Movie Review: Vivarium

April 27, 2020

Written by Kelli Marchman McNeely

Kelli Marchman McNeely is the owner of She is an Executive Producer of "13 Slays Till Christmas" which is out on Digital and DVD and now streaming on Tubi. She has several other films in the works. Kelli is an animal lover and a true horror addict since the age of 9 when she saw Friday the 13th. Email:



You would think that a brand new subdivision would be an ideal place to start a future, but that is not the case in Lorcan Finnegan’s Vivarium.

When a young couple, played by Jesse Eisenberg and Imogen Poots, enters a real estate office they get more than they bargained for after finding themselves trapped in a neighborhood. Unable to leave until they raise a mysterious child, the couple finds them fighting for their lives and their sanity.

Vivarium is unlike any movie I’ve ever seen. The way Finnegan and co-writer Garret Shanley manipulate your emotions is both subtle and clever, leaving you with an undeniable uneasy feeling in your gut as the story plays out.

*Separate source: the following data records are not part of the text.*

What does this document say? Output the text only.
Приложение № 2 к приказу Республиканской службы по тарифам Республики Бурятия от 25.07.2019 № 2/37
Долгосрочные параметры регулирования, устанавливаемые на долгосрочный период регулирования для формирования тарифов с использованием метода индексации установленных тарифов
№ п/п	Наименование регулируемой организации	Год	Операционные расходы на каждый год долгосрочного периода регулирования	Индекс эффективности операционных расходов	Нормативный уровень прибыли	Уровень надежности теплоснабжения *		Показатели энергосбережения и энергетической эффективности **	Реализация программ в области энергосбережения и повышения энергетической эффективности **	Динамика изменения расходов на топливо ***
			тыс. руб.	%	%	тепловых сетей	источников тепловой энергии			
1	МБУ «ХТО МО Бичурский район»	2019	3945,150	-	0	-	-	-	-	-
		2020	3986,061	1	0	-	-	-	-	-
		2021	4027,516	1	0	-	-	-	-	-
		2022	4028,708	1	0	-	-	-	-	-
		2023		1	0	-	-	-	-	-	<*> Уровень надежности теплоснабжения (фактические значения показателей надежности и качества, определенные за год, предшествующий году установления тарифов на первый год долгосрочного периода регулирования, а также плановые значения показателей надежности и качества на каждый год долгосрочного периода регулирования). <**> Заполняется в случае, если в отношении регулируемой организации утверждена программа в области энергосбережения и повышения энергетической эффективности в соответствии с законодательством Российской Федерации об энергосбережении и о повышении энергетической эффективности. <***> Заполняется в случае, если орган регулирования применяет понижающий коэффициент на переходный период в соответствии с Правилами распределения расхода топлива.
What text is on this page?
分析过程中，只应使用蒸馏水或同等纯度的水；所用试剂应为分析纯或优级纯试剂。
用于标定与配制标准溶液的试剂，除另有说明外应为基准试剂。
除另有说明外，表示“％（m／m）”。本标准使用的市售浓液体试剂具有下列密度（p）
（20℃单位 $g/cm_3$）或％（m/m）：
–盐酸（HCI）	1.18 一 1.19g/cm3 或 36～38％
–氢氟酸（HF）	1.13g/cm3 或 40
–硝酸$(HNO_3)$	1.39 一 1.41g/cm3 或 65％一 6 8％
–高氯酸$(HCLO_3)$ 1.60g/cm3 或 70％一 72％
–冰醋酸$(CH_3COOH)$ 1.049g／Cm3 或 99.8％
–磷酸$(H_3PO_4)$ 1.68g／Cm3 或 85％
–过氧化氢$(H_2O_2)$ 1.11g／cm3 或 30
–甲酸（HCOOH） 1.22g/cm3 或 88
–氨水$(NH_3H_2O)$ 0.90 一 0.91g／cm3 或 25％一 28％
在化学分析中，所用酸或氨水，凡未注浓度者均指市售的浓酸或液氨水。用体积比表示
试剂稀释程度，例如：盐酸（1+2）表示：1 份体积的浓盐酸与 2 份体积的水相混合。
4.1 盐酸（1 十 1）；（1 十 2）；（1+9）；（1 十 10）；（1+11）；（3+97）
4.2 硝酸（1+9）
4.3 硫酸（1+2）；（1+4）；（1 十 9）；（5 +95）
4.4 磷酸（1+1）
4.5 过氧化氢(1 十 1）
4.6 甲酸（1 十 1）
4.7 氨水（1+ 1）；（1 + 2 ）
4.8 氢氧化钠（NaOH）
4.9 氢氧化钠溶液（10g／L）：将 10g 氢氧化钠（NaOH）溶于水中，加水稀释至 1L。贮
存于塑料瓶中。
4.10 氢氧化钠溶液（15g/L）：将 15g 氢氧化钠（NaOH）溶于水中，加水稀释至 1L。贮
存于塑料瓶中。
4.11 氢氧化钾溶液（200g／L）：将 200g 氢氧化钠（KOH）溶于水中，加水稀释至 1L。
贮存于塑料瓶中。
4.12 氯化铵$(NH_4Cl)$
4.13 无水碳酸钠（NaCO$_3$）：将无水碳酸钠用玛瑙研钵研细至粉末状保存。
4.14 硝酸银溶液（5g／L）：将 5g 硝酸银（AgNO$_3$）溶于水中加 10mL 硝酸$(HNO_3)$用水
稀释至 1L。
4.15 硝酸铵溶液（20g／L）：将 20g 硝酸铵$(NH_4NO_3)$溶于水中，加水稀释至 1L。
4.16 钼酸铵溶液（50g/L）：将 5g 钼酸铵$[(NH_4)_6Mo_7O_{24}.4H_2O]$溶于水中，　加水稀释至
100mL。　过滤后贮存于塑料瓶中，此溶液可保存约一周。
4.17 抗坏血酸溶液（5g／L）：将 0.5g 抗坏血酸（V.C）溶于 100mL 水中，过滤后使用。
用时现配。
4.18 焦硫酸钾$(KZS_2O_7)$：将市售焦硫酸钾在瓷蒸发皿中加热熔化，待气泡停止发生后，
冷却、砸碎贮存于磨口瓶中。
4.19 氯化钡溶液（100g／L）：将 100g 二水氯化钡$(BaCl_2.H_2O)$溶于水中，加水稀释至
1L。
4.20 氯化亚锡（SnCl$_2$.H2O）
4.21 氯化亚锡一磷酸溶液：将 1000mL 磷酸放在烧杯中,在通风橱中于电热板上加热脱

Imogen Poots is the heart of Vivarium. I was so impressed by her performance. She captured her character Gemma’s every emotion so well and made the movie feel real. You really could almost feel her pain. Poots has fantastic range.



Eisenberg’s crotchety character Tom was less impressive. Tom handles the couple’s new reality worse, becoming a completely broken man. As he retreats into himself he forms tunnel vision, obsessed with one task, leaving Gemma with the burden of raising the strange and utterly annoying child on her own. Unfortunately, I found Eisenberg’s performance a bit bland.

The main theme of the film is alienation, alienation from the world and the alienation in Tom and Gemma’s relationship. Their relationship brought to mind the strife of parents with a child with autism or disability when one parent is left to be the caregiver and the other checks out of the situation. Resentment is then formed between the two, driving them further apart. But hey, that’s just my opinion.

There is sci-fi undertone to Vivarium that remains throughout the film that plays a huge part in the end, revealing the real reason Tom and Gemma have been kept captive. However, it comes second to the psychological terror they have faced.

There were sections of the film that felt slow but not terribly. Otherwise, Vivarium is a great film. Genre fans are always begging for new unique films, Vivarium fits the bill and is a movie you must see.

Set to arrive on Digital March 27th and on Blu-ray™ (plus Digital) and DVD on May 12th from Lionsgate, Vivarium is an intense and psychologically disturbing film that leaves you wondering what you would do if you were put in the same situation. Considering the movie overall, I’m scoring Vivarium as a 4 out of 5. Vivarium is definitely worth watching.